# Elvetham Heath Car Show 2008



## Autovalet (May 13, 2006)

Just thought I would mention this show. It's taking place on Sunday 20th July 2008 on the relatively new Elvetham Heath Estate, near Fleet in Hampshire. Ideal for those of us in and around Surrey, Hants and Berkshire.

Have a look at the website, lots of nice cars in attendance.

http://www.elvethamheathcarshow.co.uk


----------



## Johnnyopolis (Oct 25, 2005)

Been the last couple of years... 

Got wet feet last year.... 

Good hour or so out and there was some nice cars there. 

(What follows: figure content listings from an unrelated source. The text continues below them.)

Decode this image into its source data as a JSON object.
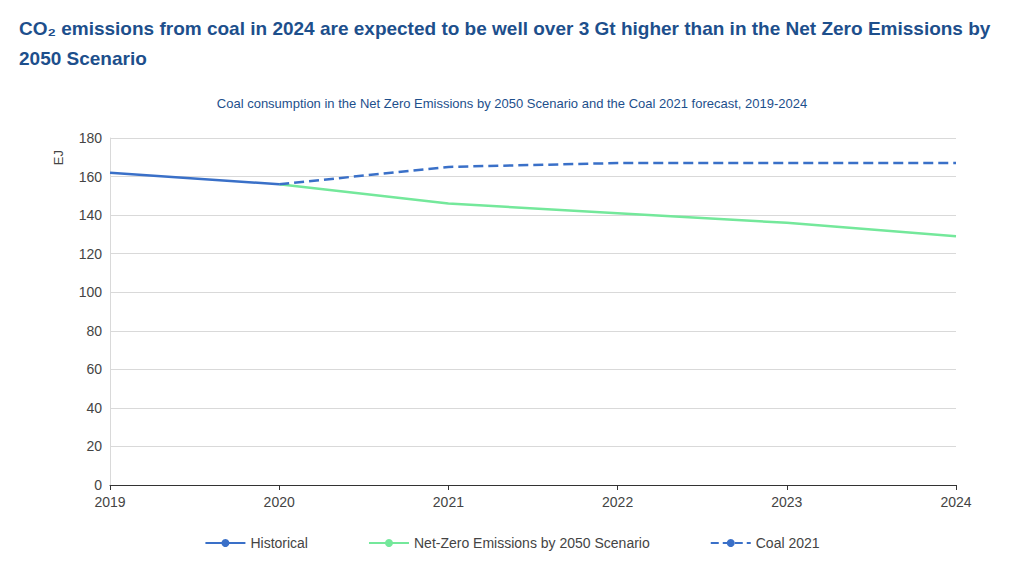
{
  "chart_data": {
    "type": "line",
    "title": "CO₂ emissions from coal in 2024 are expected to be well over 3 Gt higher than in the Net Zero Emissions by 2050 Scenario",
    "subtitle": "Coal consumption in the Net Zero Emissions by 2050 Scenario and the Coal 2021 forecast, 2019-2024",
    "y_label": "EJ",
    "categories": [
      "2019",
      "2020",
      "2021",
      "2022",
      "2023",
      "2024"
    ],
    "series": [
      {
        "name": "Historical",
        "color": "#3a70c8",
        "line_style": "solid",
        "values": [
          162,
          156,
          null,
          null,
          null,
          null
        ]
      },
      {
        "name": "Net-Zero Emissions by 2050 Scenario",
        "color": "#74e89b",
        "line_style": "solid",
        "values": [
          null,
          156,
          146,
          141,
          136,
          129
        ]
      },
      {
        "name": "Coal 2021",
        "color": "#3a70c8",
        "line_style": "dashed",
        "values": [
          null,
          156,
          165,
          167,
          167,
          167
        ]
      }
    ],
    "ylim": [
      0,
      180
    ],
    "yticks": [
      0,
      20,
      40,
      60,
      80,
      100,
      120,
      140,
      160,
      180
    ],
    "grid": true,
    "legend": "bottom"
  }
}
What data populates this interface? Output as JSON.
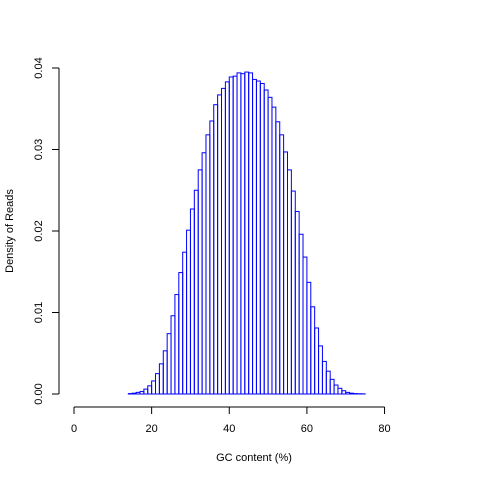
{
  "chart_data": {
    "type": "bar",
    "title": "",
    "xlabel": "GC content (%)",
    "ylabel": "Density of Reads",
    "xlim": [
      0,
      93
    ],
    "ylim": [
      0,
      0.04
    ],
    "x_ticks": [
      "0",
      "20",
      "40",
      "60",
      "80"
    ],
    "x_tick_values": [
      0,
      20,
      40,
      60,
      80
    ],
    "y_ticks": [
      "0.00",
      "0.01",
      "0.02",
      "0.03",
      "0.04"
    ],
    "y_tick_values": [
      0,
      0.01,
      0.02,
      0.03,
      0.04
    ],
    "grid": false,
    "bar_color": "#0000ff",
    "bin_width": 1,
    "x": [
      0,
      1,
      2,
      3,
      4,
      5,
      6,
      7,
      8,
      9,
      10,
      11,
      12,
      13,
      14,
      15,
      16,
      17,
      18,
      19,
      20,
      21,
      22,
      23,
      24,
      25,
      26,
      27,
      28,
      29,
      30,
      31,
      32,
      33,
      34,
      35,
      36,
      37,
      38,
      39,
      40,
      41,
      42,
      43,
      44,
      45,
      46,
      47,
      48,
      49,
      50,
      51,
      52,
      53,
      54,
      55,
      56,
      57,
      58,
      59,
      60,
      61,
      62,
      63,
      64,
      65,
      66,
      67,
      68,
      69,
      70,
      71,
      72,
      73,
      74,
      75,
      76,
      77,
      78,
      79,
      80,
      81,
      82,
      83,
      84,
      85,
      86,
      87,
      88,
      89,
      90,
      91,
      92
    ],
    "values": [
      0,
      0,
      0,
      0,
      0,
      0,
      0,
      0,
      0,
      0,
      0,
      0,
      0,
      0,
      5e-05,
      0.0001,
      0.0002,
      0.0003,
      0.0006,
      0.001,
      0.0016,
      0.0025,
      0.0037,
      0.0053,
      0.0074,
      0.0096,
      0.0122,
      0.0149,
      0.0174,
      0.0201,
      0.0227,
      0.025,
      0.0275,
      0.0296,
      0.0318,
      0.0335,
      0.0355,
      0.0367,
      0.0375,
      0.0383,
      0.0389,
      0.039,
      0.0394,
      0.0393,
      0.0395,
      0.0394,
      0.0386,
      0.0384,
      0.0381,
      0.0373,
      0.0364,
      0.0352,
      0.0334,
      0.0318,
      0.0297,
      0.0275,
      0.0249,
      0.0224,
      0.0196,
      0.0168,
      0.0137,
      0.0107,
      0.0081,
      0.0059,
      0.004,
      0.0028,
      0.0018,
      0.0011,
      0.0007,
      0.0004,
      0.0002,
      0.0001,
      5e-05,
      3e-05,
      2e-05,
      0,
      0,
      0,
      0,
      0,
      0,
      0,
      0,
      0,
      0,
      0,
      0,
      0,
      0,
      0,
      0,
      0,
      0
    ]
  }
}
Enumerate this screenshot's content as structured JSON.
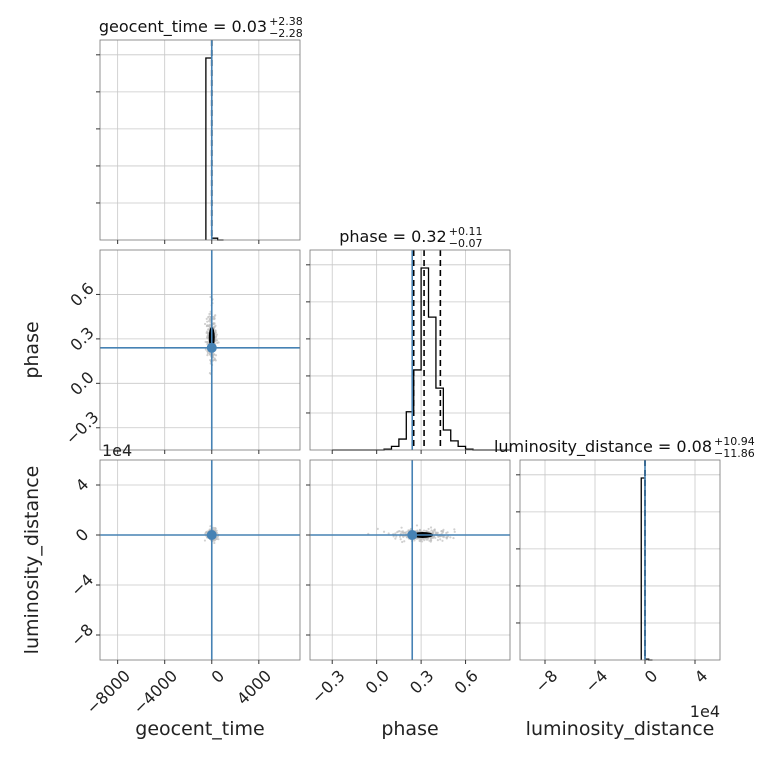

I am thinking maybe DW should be in attendance actually... I will speak to one of the show organisers I know and post back soon.


----------



## WHIZZER (Oct 25, 2005)

Good idea johnny just near my birthday so no excuse for people to turn up and say happy birthday


----------



## Paul-T (Nov 2, 2006)

I'm actually exhibiting there this year, and as its in support of a couple of great charities, I've donated a Swissvax Detail to the raffle. So get down there and buy yourself a ticket!


----------



## King Eric (Feb 27, 2006)

Its really good and the King Lives 200 yards from it!  

You can all have a BBQ around mine if you like on my mahoosive auzzie style grill of ours (not everyone lol) I did offer it out last year and had no takers. Johnny came but it was mildly damp. The last few years have been scorching hot though and you do get a serious turnout. There is a massive park and ride car park over the road from the main field (40 yards) that could hold around 100 cars potentially! 

Paul, your welcome to use my place as your holding location in the morning for everything. I'll help you setup as well if needs be


----------



## AndyC (Oct 25, 2005)

King Eric said:


> Johnny came but it was mildly damp.


Fnar Fnar :lol:

Count me in - we went a couple of years ago and it was a good show. Sounds like a good offer from KE and if you need any help Reginald just let me know :thumb:


----------



## Paul-T (Nov 2, 2006)

Brilliant, cheers KE, I'll take you up on that I think.

Thanks for that kind offer Andy, I'll see how I'm getting on nearer the time mate.


----------



## Auto Finesse (Jan 10, 2007)

As there seems to be a DW attendance i may come have a gander


----------



## chr15barn3s (Apr 10, 2007)

Ive been meaning to go to this for the last 3 years but have forgotten every time! I will have to remember now especially if there is an offer of a decent bbq


----------



## King Eric (Feb 27, 2006)

Yes definately, we will open my house up to a few of you for a BBQ no worries there. Afterall I bought that monster of a BBQ and it needs to get some use!


----------



## nogrille (Oct 27, 2005)

cars and bbq - I'm in!


----------



## drive 'n' shine (Apr 22, 2006)

A little bump - see some of you there later on no doubt :thmb:


----------